In service of defending his proposition that departing far-right Senator Jim DeMint is a “hero” whose record is one libertarians should celebrate, Washington Examiner‘s Tim Carney makes an argument that many on the left’ll find surprisingly agreeable. Carney’s take, bluntly put, is that there is no ideologically principled separation between fiscal and social conservatism. And, really, who better to stand as an exemplar of conservative singularity than the man who somewhat recently claimed unmarried but sexually active women should be barred from public education:
DeMint and others could make deeper philosophical arguments about family, church and community as counterweights to state power, but there are also the basic facts on the ground: The best fiscal conservatives in politics are all social conservatives…
Self-described “fiscal conservatives and social moderates” almost never end up being both. Most end up embracing taxes, regulation and spending like Mark Kirk, with a Club for Growth lifetime score of 52 percent. The rest become pro-lifers like Pat Toomey.
Traditional morality and limited government aren’t enemies. They’re friends.
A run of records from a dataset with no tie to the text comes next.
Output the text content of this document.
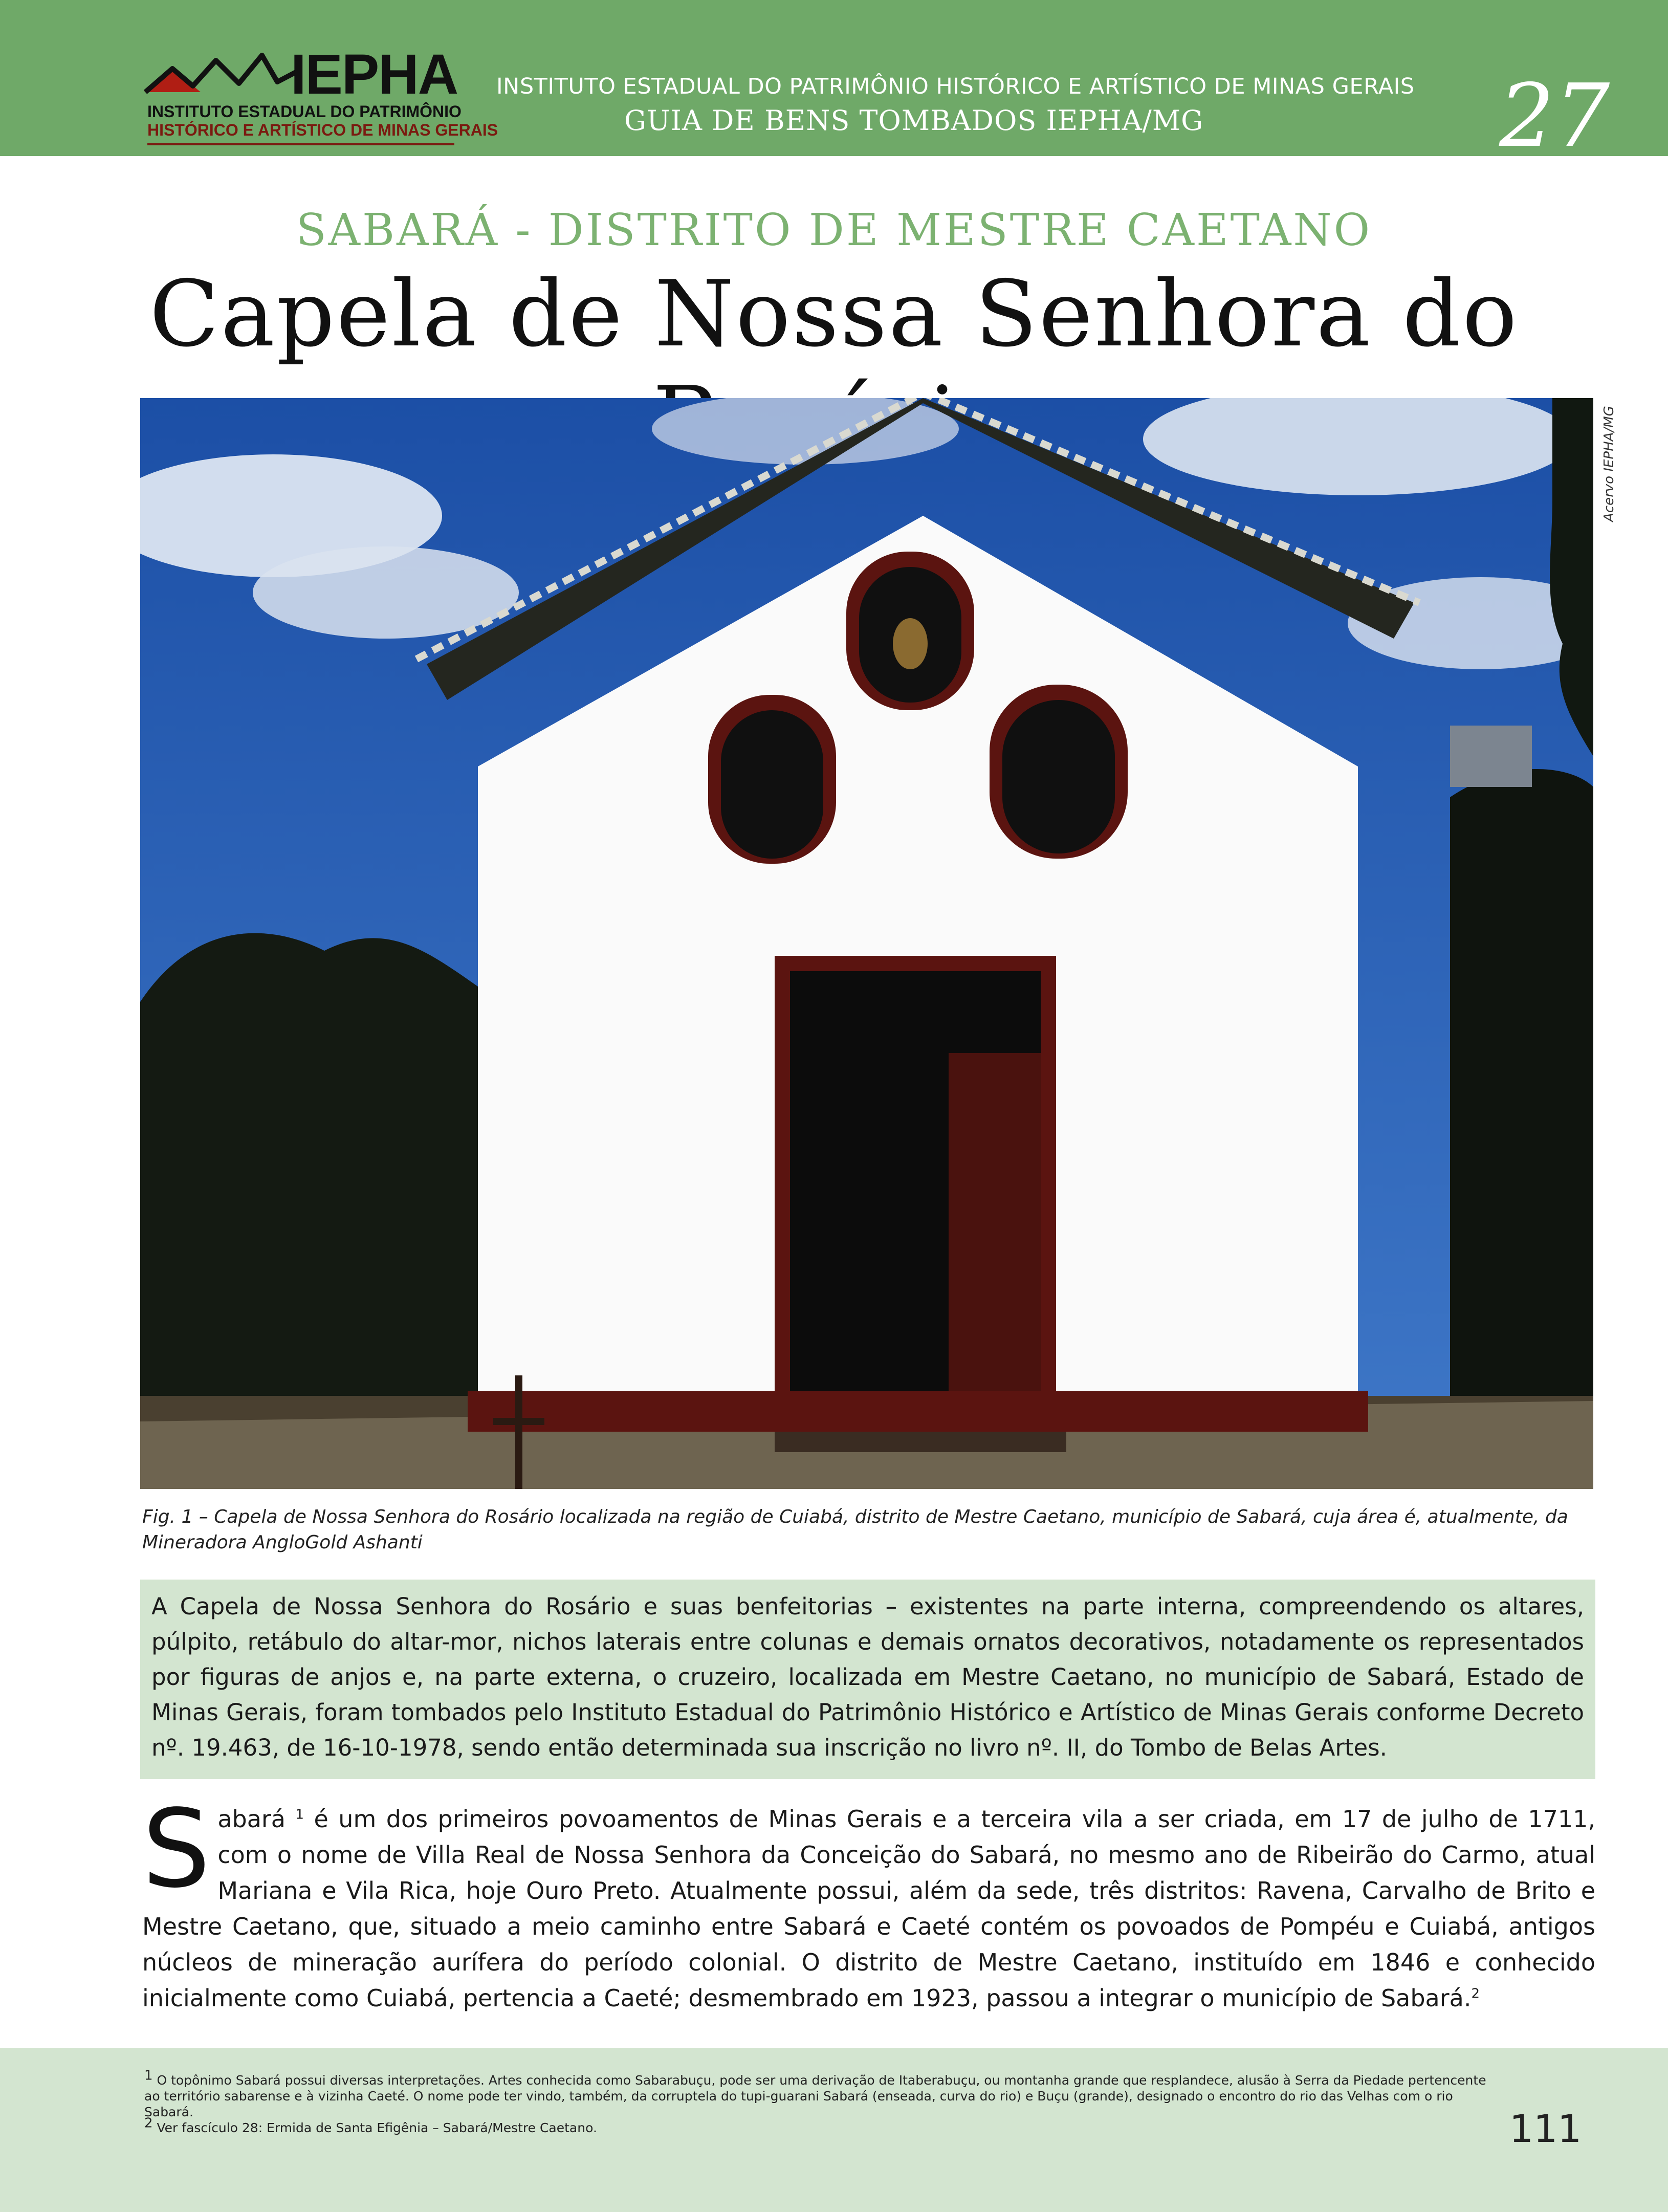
IEPHA
INSTITUTO ESTADUAL DO PATRIMÔNIO
HISTÓRICO E ARTÍSTICO DE MINAS GERAIS
INSTITUTO ESTADUAL DO PATRIMÔNIO HISTÓRICO E ARTÍSTICO DE MINAS GERAIS
GUIA DE BENS TOMBADOS IEPHA/MG	27
SABARÁ - DISTRITO DE MESTRE CAETANO
Capela de Nossa Senhora do
Acervo IEPHA/MG
Fig. 1 – Capela de Nossa Senhora do Rosário localizada na região de Cuiabá, distrito de Mestre Caetano, município de Sabará, cuja área é, atualmente, da Mineradora AngloGold Ashanti

A Capela de Nossa Senhora do Rosário e suas benfeitorias – existentes na parte interna, compreendendo os altares, púlpito, retábulo do altar-mor, nichos laterais entre colunas e demais ornatos decorativos, notadamente os representados por figuras de anjos e, na parte externa, o cruzeiro, localizada em Mestre Caetano, no município de Sabará, Estado de Minas Gerais, foram tombados pelo Instituto Estadual do Patrimônio Histórico e Artístico de Minas Gerais conforme Decreto nº. 19.463, de 16-10-1978, sendo então determinada sua inscrição no livro nº. II, do Tombo de Belas Artes.

Sabará $^1$ é um dos primeiros povoamentos de Minas Gerais e a terceira vila a ser criada, em 17 de julho de 1711, com o nome de Villa Real de Nossa Senhora da Conceição do Sabará, no mesmo ano de Ribeirão do Carmo, atual Mariana e Vila Rica, hoje Ouro Preto. Atualmente possui, além da sede, três distritos: Ravena, Carvalho de Brito e Mestre Caetano, que, situado a meio caminho entre Sabará e Caeté contém os povoados de Pompéu e Cuiabá, antigos núcleos de mineração aurífera do período colonial. O distrito de Mestre Caetano, instituído em 1846 e conhecido inicialmente como Cuiabá, pertencia a Caeté; desmembrado em 1923, passou a integrar o município de Sabará.$^2$

$^1$ O topônimo Sabará possui diversas interpretações. Artes conhecida como Sabarabuçu, pode ser uma derivação de Itaberabuçu, ou montanha grande que resplandece, alusão à Serra da Piedade pertencente ao território sabarense e à vizinha Caeté. O nome pode ter vindo, também, da corruptela do tupi-guarani Sabará (enseada, curva do rio) e Buçu (grande), designado o encontro do rio das Velhas com o rio Sabará.

$^2$ Ver fascículo 28: Ermida de Santa Efigênia – Sabará/Mestre Caetano.	111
I read Carney often. He’s one of the few hard-right pundits whose work I find intellectually stimulating and often worth engaging. But this is probably the first time I’ve ever actually agreed with the man. (Beyond generalities most of the human race can co-sign, like eating humans is bad or the Affordable Care Act is not how my ideal healthcare system would look.) Still, when you’re right, you’re right! And when it comes to the unsustainable nature of social liberalism and fiscal conservatism — as well as the harmonious potentiality of far-right views on issues fiscal and social, both — Carney is right.
Here’s the thing about social and fiscal conservatism: fundamentally, they’re both about dominance and control. In the face of private power run amok, the best of the fiscal conservatives are complacent. To the social liberation of countless women in the past 40 years, social conservatives are openly and uniformly hostile.
This is not to say that conservatives individuals or organizations are authoritarians. Many—no, most are not. But they may hold fast to romantic, nostalgic, and finally false imaginings of what conservatism-in-practice entails. Or they may be suffering from overoptimism when it comes to the liberatory affect of the free market. Maybe they’re just wrong.
Regardless, in the end they’ll find themselves at a crossroads. There are two possible endings. You can end up ideologically muddled but humane, thoughtful, intellectually curious, and with sundry desirable characteristics. You can also end up like Jim and Tim; and how that makes you feel will probably tell you everything you need to know.